I know I mentioned as recently as yesterday that I wouldn’t be writing anything here, but something has happened since to make me rethink that idea. I think of myself as a fairly tough guy; I keep a lot of things to myself without showing much emotion at all. Yet sometimes even people like me come across a story so sad, poignant and connected that we just can’t help but have a good cry about it. This moment came for me today at the Hiroshima Peace Memorial Museum. It came as I read the story of Sadako Sasaki and her origami cranes.
Sadako didn’t die when the A-bomb exploded over her home town. She wasn’t one of the children who walked around blinded and dazed looking for help as skin melted right off their bodies like wax. She didn’t even die until over 10 years after that fateful day in 1945, yet she did die because of the A-bomb.
Sadako was two-and-a-half years old when the bomb was dropped about 2 kilometers from her house. Growing up she seemed to have escaped the terrible fate of those who lived around her; she was strong and athletic, and was the star runner on her school’s relay team. While practicing for a race at age 11 she fell to the ground feeling dizzy; doctors diagnosed her with leukemia, or “the atom bomb disease.”
This is not a unique story, though. This happened to tens of thousands. What got to me was another part of the story. You see when she fell ill a friend told her of an old Japanese legend to the effect that if she folded one thousand origami cranes the Gods would grant her a wish, so she folded little origami cranes while in hospital. The accounts vary — some say she folded well over 1000, some say she fell short — but that’s not very important.
What got to me was, the museum had an exhibit of origami cranes next to the Sadako display. Some were tiny little things; other were larger. Such intricate work… I could just imagine her little fingers making each one, I could almost feel her looking at each one after it was finished and thinking, “that’s good!”. As she continued her work I just knew that she told herself to be cheerful, to gambatte (“do your best”) as she folded every piece of paper she could get her hands on into these little cranes which she then strung together on lines that hung from her hospital bed. I could see her smile and hear her laugh when her classmates visited her bringing her more cranes because they too told themselves to gambatte for Sadako.

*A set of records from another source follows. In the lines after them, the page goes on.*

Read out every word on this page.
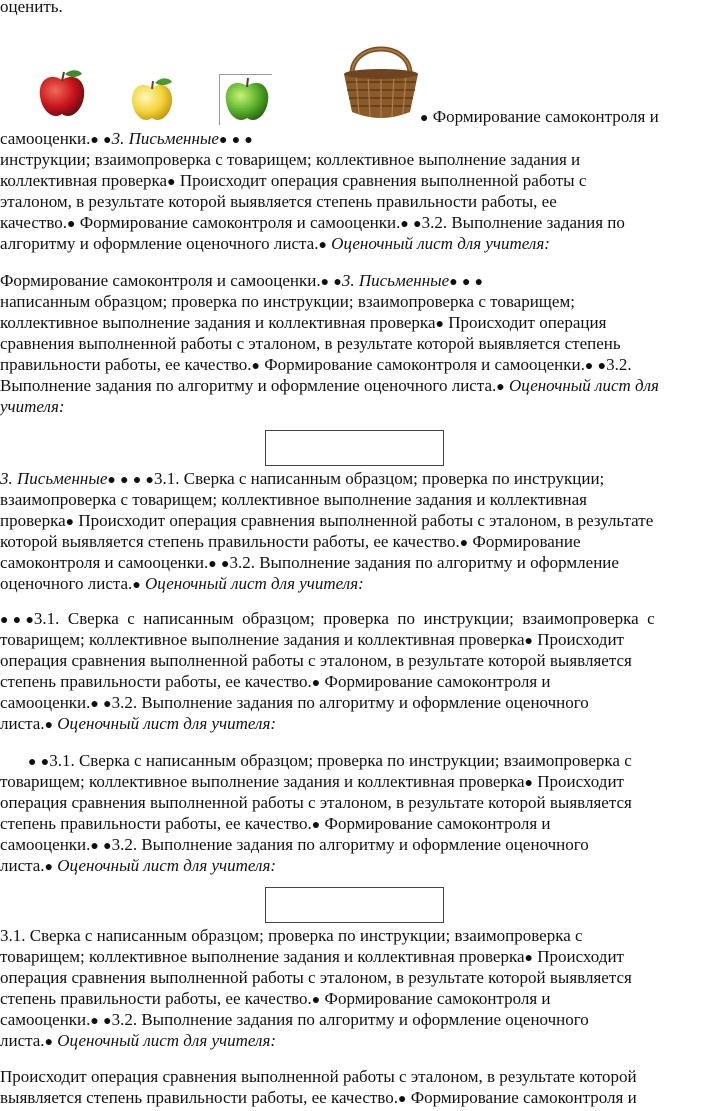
оценить.
● Формирование самоконтроля и
самооценки.● ●3. Письменные● ● ●
инструкции; взаимопроверка с товарищем; коллективное выполнение задания и
коллективная проверка● Происходит операция сравнения выполненной работы с
эталоном, в результате которой выявляется степень правильности работы, ее
качество.● Формирование самоконтроля и самооценки.● ●3.2. Выполнение задания по
алгоритму и оформление оценочного листа.● Оценочный лист для учителя:
Формирование самоконтроля и самооценки.● ●3. Письменные● ● ●
написанным образцом; проверка по инструкции; взаимопроверка с товарищем;
коллективное выполнение задания и коллективная проверка● Происходит операция
сравнения выполненной работы с эталоном, в результате которой выявляется степень
правильности работы, ее качество.● Формирование самоконтроля и самооценки.● ●3.2.
Выполнение задания по алгоритму и оформление оценочного листа.● Оценочный лист для
учителя:
3. Письменные● ● ● ●3.1. Сверка с написанным образцом; проверка по инструкции;
взаимопроверка с товарищем; коллективное выполнение задания и коллективная
проверка● Происходит операция сравнения выполненной работы с эталоном, в результате
которой выявляется степень правильности работы, ее качество.● Формирование
самоконтроля и самооценки.● ●3.2. Выполнение задания по алгоритму и оформление
оценочного листа.● Оценочный лист для учителя:
● ● ●3.1.  Сверка  с  написанным  образцом;  проверка  по  инструкции;  взаимопроверка  с
товарищем; коллективное выполнение задания и коллективная проверка● Происходит
операция сравнения выполненной работы с эталоном, в результате которой выявляется
степень правильности работы, ее качество.● Формирование самоконтроля и
самооценки.● ●3.2. Выполнение задания по алгоритму и оформление оценочного
листа.● Оценочный лист для учителя:
● ●3.1. Сверка с написанным образцом; проверка по инструкции; взаимопроверка с
товарищем; коллективное выполнение задания и коллективная проверка● Происходит
операция сравнения выполненной работы с эталоном, в результате которой выявляется
степень правильности работы, ее качество.● Формирование самоконтроля и
самооценки.● ●3.2. Выполнение задания по алгоритму и оформление оценочного
листа.● Оценочный лист для учителя:
3.1. Сверка с написанным образцом; проверка по инструкции; взаимопроверка с
товарищем; коллективное выполнение задания и коллективная проверка● Происходит
операция сравнения выполненной работы с эталоном, в результате которой выявляется
степень правильности работы, ее качество.● Формирование самоконтроля и
самооценки.● ●3.2. Выполнение задания по алгоритму и оформление оценочного
листа.● Оценочный лист для учителя:
Происходит операция сравнения выполненной работы с эталоном, в результате которой
выявляется степень правильности работы, ее качество.● Формирование самоконтроля и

And then nothing. She died in October of 1955.
Sadako herself has not been forgotten by history. She was the inspiration for the Hiroshima Children’s Monument, which features a statue of her likeness; a statue of her also stands in Seattle. Books, poems and songs have been written about her, and hers is a household name in at least in Japan; indeed it’s hard for me to think that someone could visit the Hiroshima Peace Memorial Museum and not be moved by her story.
Sad as the story is, what really shocked me was remembering that the previous day, while visiting Nara, a schoolgirl asked me to have my picture taken with her. To put things into context, this is apparently the school visiting season in the major cultural sites of Japan, and the Todai-ji temple in Nara was literally teeming with visiting school groups. Strange as it may seem for people like me to imagine, it’s not entirely inconceivable to think that a lot of these kids have never seen a gaijin (foreigner) in person before, and many of them were keen to have me either write them a little message or pose for a picture with them. Well, one of the girls, a Kazumi Yamazaki, gave me a little origami crane as a show of friendship. I had carefully folded it and put it into my passport.
When I saw the exhibit and the little cranes I touched my passport — and it struck me that this whole story could, but for pure chance, be about her. She was about the right age, I’m guessing. I’m pretty sure Kazumi had nothing to do with wars or atomic bombs, but then neither did Sadako. Through no fault of her own she happened to be in the wrong place at the wrong time, at the innocent age of two. It’s not much of a connection I’ll admit, it’s just two teen-aged girls who like to fold cranes and, well, do whatever else girls that age like to do, but that epiphany gave me a great sadness.
In the end there’s no real moral to this story. The Museum, and the City of Hiroshima, tirelessly campaign for the elimination of atomic and nuclear weapons, but they are a part of the world we live in. It’s a Pandora’s box — once it’s open, you can’t just stuff the calamities back in there. No matter how many would genuinely like to see existing weapons scrapped there’s always an A.Q. Khan out there willing to put new nukes in the hands of rogue states and terrorists, and there’s always a religion-blinded madman like Ahmadinejad, a bin Laden, or some other holy fool that doesn’t hesitate to threaten with them and might not bat an eyelash at killing hundreds of thousands using them. That, sadly, is human nature — or more precisely perhaps not human nature, but the nature of some humans who, by some freak occurrence, have been given the chance to do it.
Still, I’ll never forget what I felt today, and when things get me down I’ll always remember the story of the little girl who cheerfully folded little origami cranes to save her life, and that in some metaphorical way it could be someone I know, however little.